At a time when immigration, migration, and the labor of Latin American and Latinx migrants are at the fore of cultural and political debate, it is clear that ideas about borders are bound up in our current understandings of race, class, gender, and citizenship. Key to our understanding of borders and their imbrication with these larger concepts are narratives of lived experiences that take place at, on, and through U.S. borders. This course will examine 20th and 21st century border narratives to seriously consider what it means to live life “on the border,” both in terms of national boundaries and in terms of the borders that are socially constructed in our own communities. To explore the borderlands, we will consider the U.S.-Mexico border as a key site of “border life” while learning about the experiences of different types of migrants, including Chicanx migrant laborers.
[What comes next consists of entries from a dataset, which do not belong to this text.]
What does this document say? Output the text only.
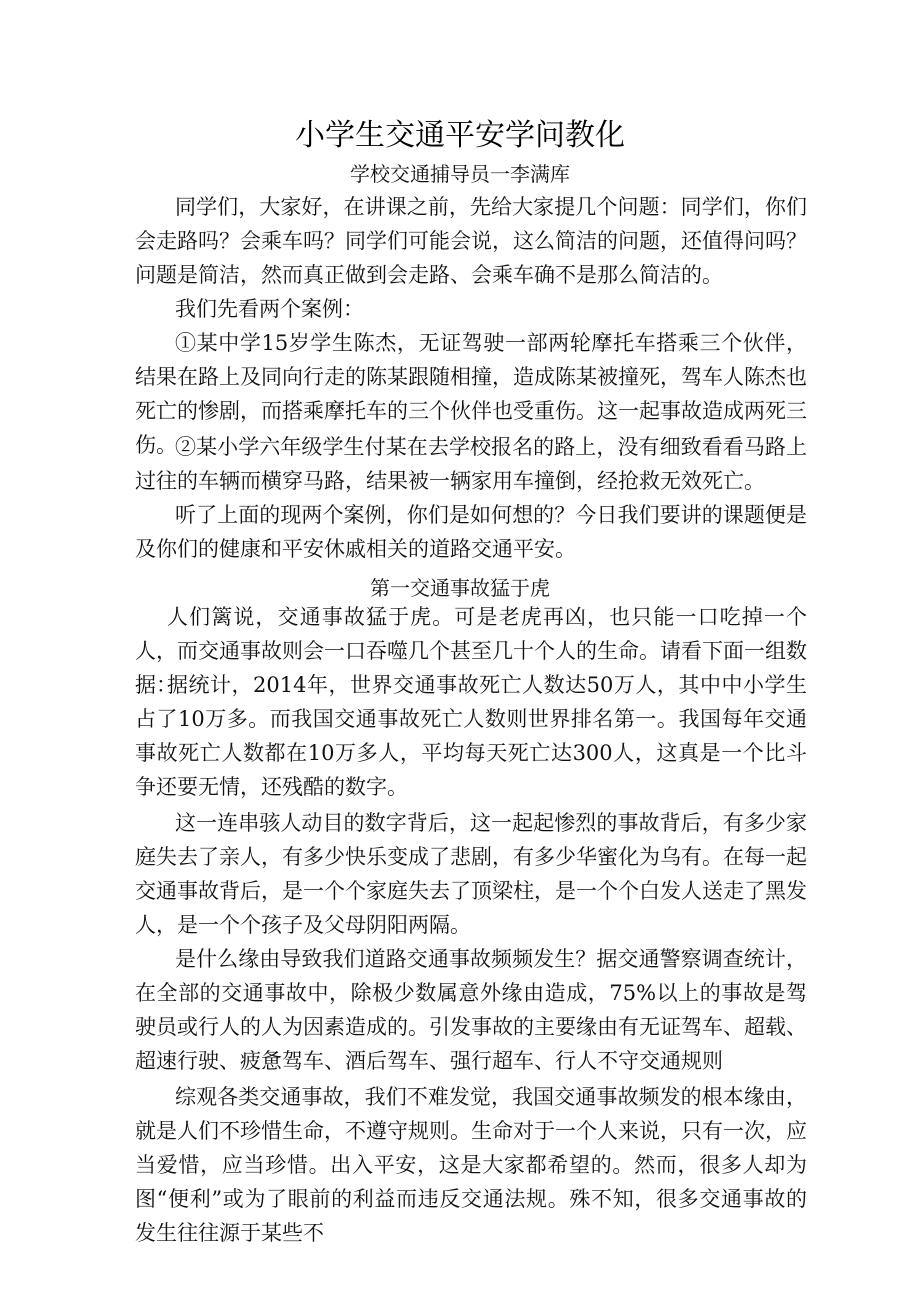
小学生交通平安学问教化
学校交通捕导员一李满库

同学们，大家好，在讲课之前，先给大家提几个问题：同学们，你们会走路吗？会乘车吗？同学们可能会说，这么简洁的问题，还值得问吗？问题是简洁，然而真正做到会走路、会乘车确不是那么简洁的。

我们先看两个案例：

①某中学15岁学生陈杰，无证驾驶一部两轮摩托车搭乘三个伙伴，结果在路上及同向行走的陈某跟随相撞，造成陈某被撞死，驾车人陈杰也死亡的惨剧，而搭乘摩托车的三个伙伴也受重伤。这一起事故造成两死三伤。

②某小学六年级学生付某在去学校报名的路上，没有细致看看马路上过往的车辆而横穿马路，结果被一辆家用车撞倒，经抢救无效死亡。

听了上面的现两个案例，你们是如何想的？今日我们要讲的课题便是及你们的健康和平安休戚相关的道路交通平安。

第一交通事故猛于虎

人们篱说，交通事故猛于虎。可是老虎再凶，也只能一口吃掉一个人，而交通事故则会一口吞噬几个甚至几十个人的生命。请看下面一组数据：

据统计，2014年，世界交通事故死亡人数达50万人，其中中小学生占了10万多。而我国交通事故死亡人数则世界排名第一。我国每年交通事故死亡人数都在10万多人，平均每天死亡达300人，这真是一个比斗争还要无情，还残酷的数字。

这一连串骇人动目的数字背后，这一起起惨烈的事故背后，有多少家庭失去了亲人，有多少快乐变成了悲剧，有多少华蜜化为乌有。在每一起交通事故背后，是一个个家庭失去了顶梁柱，是一个个白发人送走了黑发人，是一个个孩子及父母阴阳两隔。

是什么缘由导致我们道路交通事故频频发生？据交通警察调查统计，在全部的交通事故中，除极少数属意外缘由造成，75%以上的事故是驾驶员或行人的人为因素造成的。引发事故的主要缘由有无证驾车、超载、超速行驶、疲惫驾车、酒后驾车、强行超车、行人不守交通规则

综观各类交通事故，我们不难发觉，我国交通事故频发的根本缘由，就是人们不珍惜生命，不遵守规则。生命对于一个人来说，只有一次，应当爱惜，应当珍惜。出入平安，这是大家都希望的。然而，很多人却为图“便利”或为了眼前的利益而违反交通法规。殊不知，很多交通事故的发生往往源于某些不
We will pay special attention to representations of borders and those who cross them, not only in the study of literature, but in other media, e.g. oral history, digital recordings and publications, films, television, podcasts, etc. to explore theories and experiences of borders and the complex systems of power that operate around them.

 

Taking a multimedia approach, students will engage with textual, visual, and sonic archives through a variety of digital tools that will help us rethink topics such as the visualization of space and migration and the importance of sound in constructing borders and border culture.

Likely texts include Gloria E. Anzalúa’s classic text Borderlands/La Frontera, Salvador Plascencia’s experimental The People of Paper, Tomás Rivera’s ...And the Earth Did Not Devour Him, Yuri Herrera’s mesmerizing Signs Preceding the End of the World, and China Miéville’s The City & the City, along with the films Selena (1997), Sleep Dealer (2008) and Who is Dayani Cristal? (2013).